Theo se volvió hacia Michael.

—Su compañero, el policía —dijo—, no entendía por qué eligieron ese momento para entrar en la casa. Podrían haber entrado cuando padre estaba en el dentista, como muy bien dijo él, o en el concierto, o en la reunión semanal de su logia masónica.

—Si es que llegó a ir al dentista —apuntó Gabriel. Theo quedó paralizado. Nita levantó la cabeza de las rodillas y miró a Gabriel—. Puede que cancelara la cita. Tal vez, ni siquiera tenía una cita —susurró Gabriel. Su voz cobró fuerza cuando añadió—: Papá detestaba ir al dentista. Y quería asistir al concierto. Ir al dentista justo antes de un concierto en el que íbamos a actuar los tres sería lo último que le apetecería.

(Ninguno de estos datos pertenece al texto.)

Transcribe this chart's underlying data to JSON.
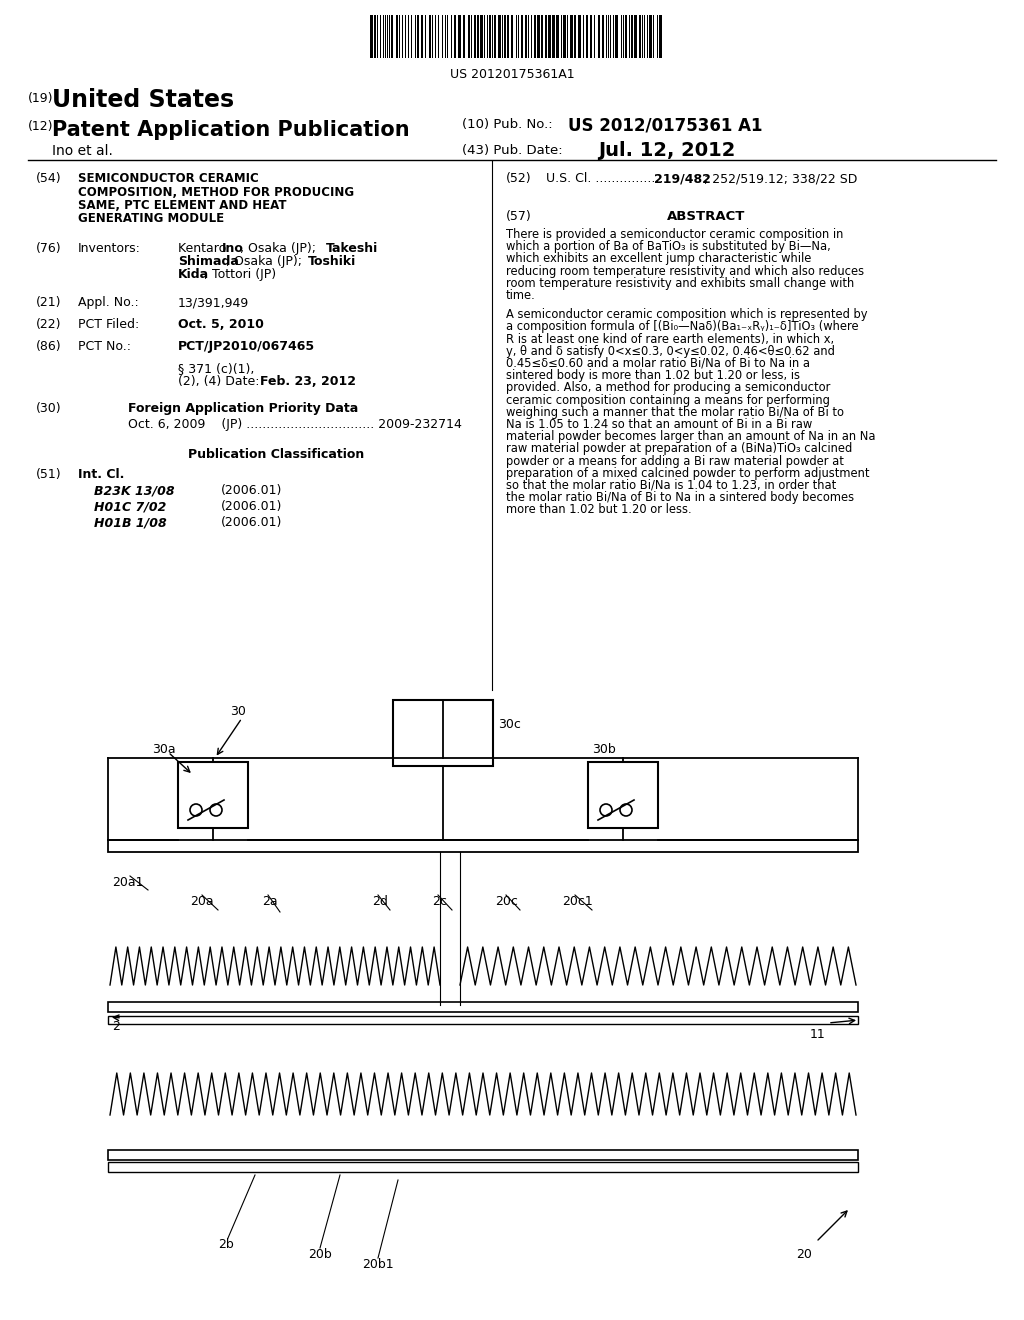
{
  "background_color": "#ffffff",
  "barcode_text": "US 20120175361A1",
  "patent_number_label": "(19)",
  "patent_title_us": "United States",
  "patent_number_label2": "(12)",
  "patent_app_pub": "Patent Application Publication",
  "pub_no_label": "(10) Pub. No.:",
  "pub_no_value": "US 2012/0175361 A1",
  "inventor_label": "Ino et al.",
  "pub_date_label": "(43) Pub. Date:",
  "pub_date_value": "Jul. 12, 2012",
  "title_text": "SEMICONDUCTOR CERAMIC\nCOMPOSITION, METHOD FOR PRODUCING\nSAME, PTC ELEMENT AND HEAT\nGENERATING MODULE",
  "us_cl_value": "219/482; 252/519.12; 338/22 SD",
  "abstract_title": "ABSTRACT",
  "abstract_para1": "There is provided a semiconductor ceramic composition in which a portion of Ba of BaTiO₃ is substituted by Bi—Na, which exhibits an excellent jump characteristic while reducing room temperature resistivity and which also reduces room temperature resistivity and exhibits small change with time.",
  "abstract_para2": "A semiconductor ceramic composition which is represented by a composition formula of [(Bi₀—Naδ)(Ba₁₋ₓRᵧ)₁₋δ]TiO₃ (where R is at least one kind of rare earth elements), in which x, y, θ and δ satisfy 0<x≤0.3, 0<y≤0.02, 0.46<θ≤0.62 and 0.45≤δ≤0.60 and a molar ratio Bi/Na of Bi to Na in a sintered body is more than 1.02 but 1.20 or less, is provided. Also, a method for producing a semiconductor ceramic composition containing a means for performing weighing such a manner that the molar ratio Bi/Na of Bi to Na is 1.05 to 1.24 so that an amount of Bi in a Bi raw material powder becomes larger than an amount of Na in an Na raw material powder at preparation of a (BiNa)TiO₃ calcined powder or a means for adding a Bi raw material powder at preparation of a mixed calcined powder to perform adjustment so that the molar ratio Bi/Na is 1.04 to 1.23, in order that the molar ratio Bi/Na of Bi to Na in a sintered body becomes more than 1.02 but 1.20 or less.",
  "inventors_value": "Kentaro Ino, Osaka (JP); Takeshi Shimada, Osaka (JP); Toshiki Kida, Tottori (JP)",
  "appl_no_value": "13/391,949",
  "pct_filed_value": "Oct. 5, 2010",
  "pct_no_value": "PCT/JP2010/067465",
  "s371_value": "Feb. 23, 2012",
  "foreign_data": "Oct. 6, 2009    (JP) ................................ 2009-232714",
  "pub_class_label": "Publication Classification",
  "int_cl_items": [
    [
      "B23K 13/08",
      "(2006.01)"
    ],
    [
      "H01C 7/02",
      "(2006.01)"
    ],
    [
      "H01B 1/08",
      "(2006.01)"
    ]
  ]
}
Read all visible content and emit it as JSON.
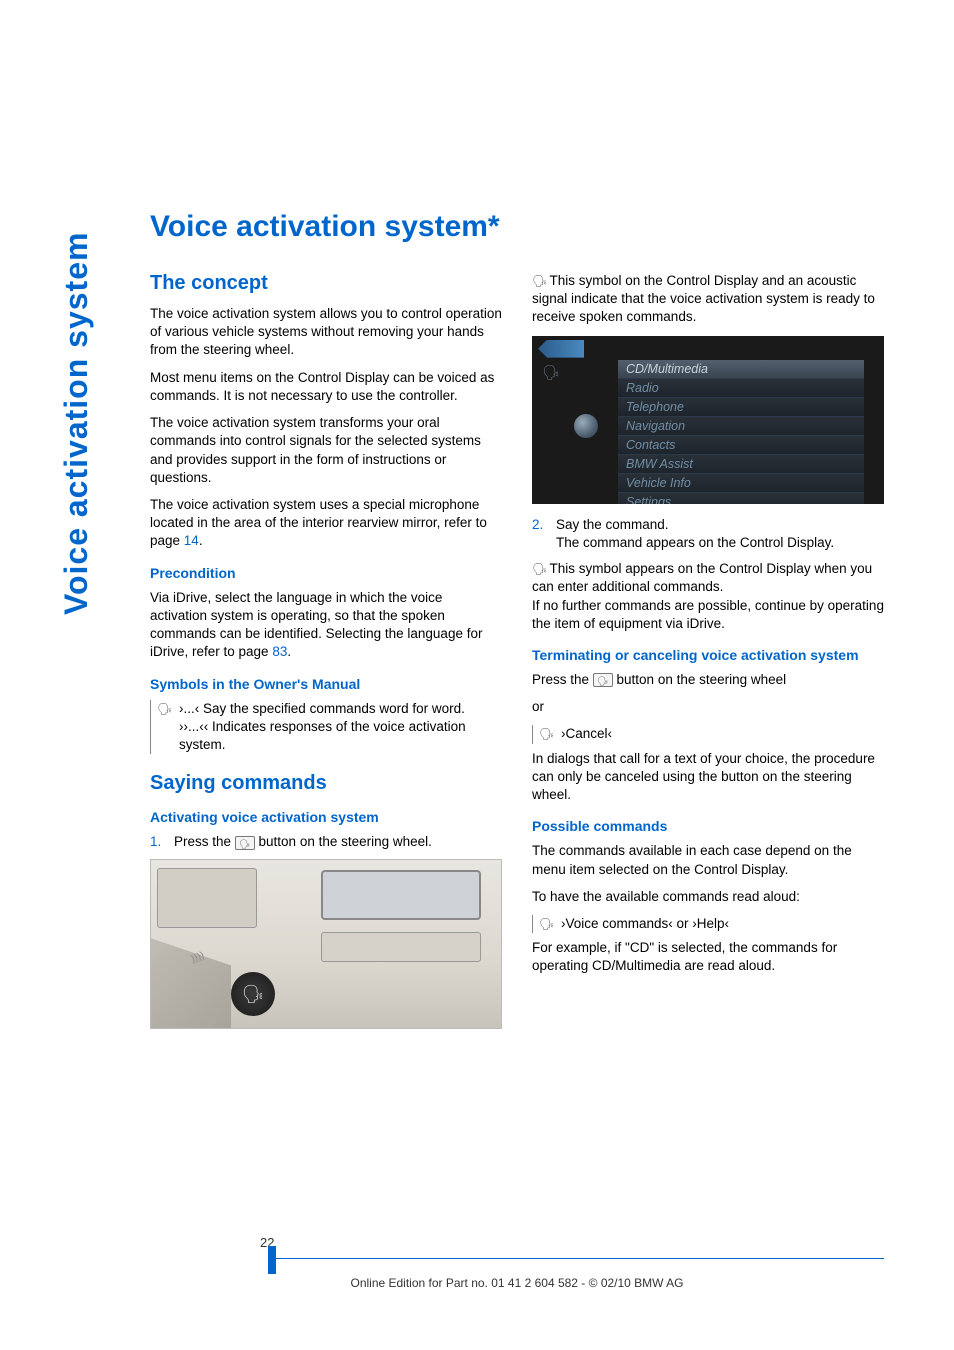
{
  "colors": {
    "accent": "#0066cc",
    "body": "#000000"
  },
  "sidebar": "Voice activation system",
  "title": "Voice activation system*",
  "left": {
    "concept_h": "The concept",
    "p1": "The voice activation system allows you to control operation of various vehicle systems without removing your hands from the steering wheel.",
    "p2": "Most menu items on the Control Display can be voiced as commands. It is not necessary to use the controller.",
    "p3": "The voice activation system transforms your oral commands into control signals for the selected systems and provides support in the form of instructions or questions.",
    "p4a": "The voice activation system uses a special microphone located in the area of the interior rearview mirror, refer to page ",
    "p4link": "14",
    "p4b": ".",
    "precond_h": "Precondition",
    "precond_p_a": "Via iDrive, select the language in which the voice activation system is operating, so that the spoken commands can be identified. Selecting the language for iDrive, refer to page ",
    "precond_link": "83",
    "precond_p_b": ".",
    "symbols_h": "Symbols in the Owner's Manual",
    "sym1_pre": "›...‹ ",
    "sym1": "Say the specified commands word for word.",
    "sym2_pre": "››...‹‹ ",
    "sym2": "Indicates responses of the voice activation system.",
    "saying_h": "Saying commands",
    "activating_h": "Activating voice activation system",
    "step1_num": "1.",
    "step1a": "Press the ",
    "step1b": " button on the steering wheel."
  },
  "right": {
    "intro_a": " This symbol on the Control Display and an acoustic signal indicate that the voice activation system is ready to receive spoken commands.",
    "menu": [
      "CD/Multimedia",
      "Radio",
      "Telephone",
      "Navigation",
      "Contacts",
      "BMW Assist",
      "Vehicle Info",
      "Settings"
    ],
    "menu_selected_index": 0,
    "step2_num": "2.",
    "step2a": "Say the command.",
    "step2b": "The command appears on the Control Display.",
    "addl": " This symbol appears on the Control Display when you can enter additional commands.",
    "addl2": "If no further commands are possible, continue by operating the item of equipment via iDrive.",
    "term_h": "Terminating or canceling voice activation system",
    "term_a": "Press the ",
    "term_b": " button on the steering wheel",
    "term_or": "or",
    "cancel": "›Cancel‹",
    "dialogs": "In dialogs that call for a text of your choice, the procedure can only be canceled using the button on the steering wheel.",
    "poss_h": "Possible commands",
    "poss_p1": "The commands available in each case depend on the menu item selected on the Control Display.",
    "poss_p2": "To have the available commands read aloud:",
    "voice_cmd": "›Voice commands‹ or ›Help‹",
    "example": "For example, if \"CD\" is selected, the commands for operating CD/Multimedia are read aloud."
  },
  "footer": {
    "page": "22",
    "text": "Online Edition for Part no. 01 41 2 604 582 - © 02/10 BMW AG"
  }
}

—Eso es muy fácil de comprobar —terció Michael.

—Mira que terminar así después de todo lo que tuvo que soportar en la vida —declamó Theo, como si sus palabras ya no le pertenecieran y sólo las pronunciara por la compulsiva necesidad de escuchar su propia voz—. Después de todo lo que tuvo que soportar —repitió, y una vez más se puso en pie para deambular de un lado a otro, las manos en los bolsillos—. Y yo que pensaba que no se había encontrado con fuerzas para ir al concierto —dijo de pronto, parado junto a Gabriel—. Debemos llamar al dentista —aseveró.

—Eso déjaselo a la policía —replicó Gabriel abruptamente—. ¿Para qué perseguir ahora al dentista? Papá ha muerto. Todo lo demás da igual. No quiero seguir hablando de esto —las mejillas se le iban hundiendo más y más, las ojeras resaltaban bajo sus inflamados ojos, su respiración estentórea resonaba en la sala.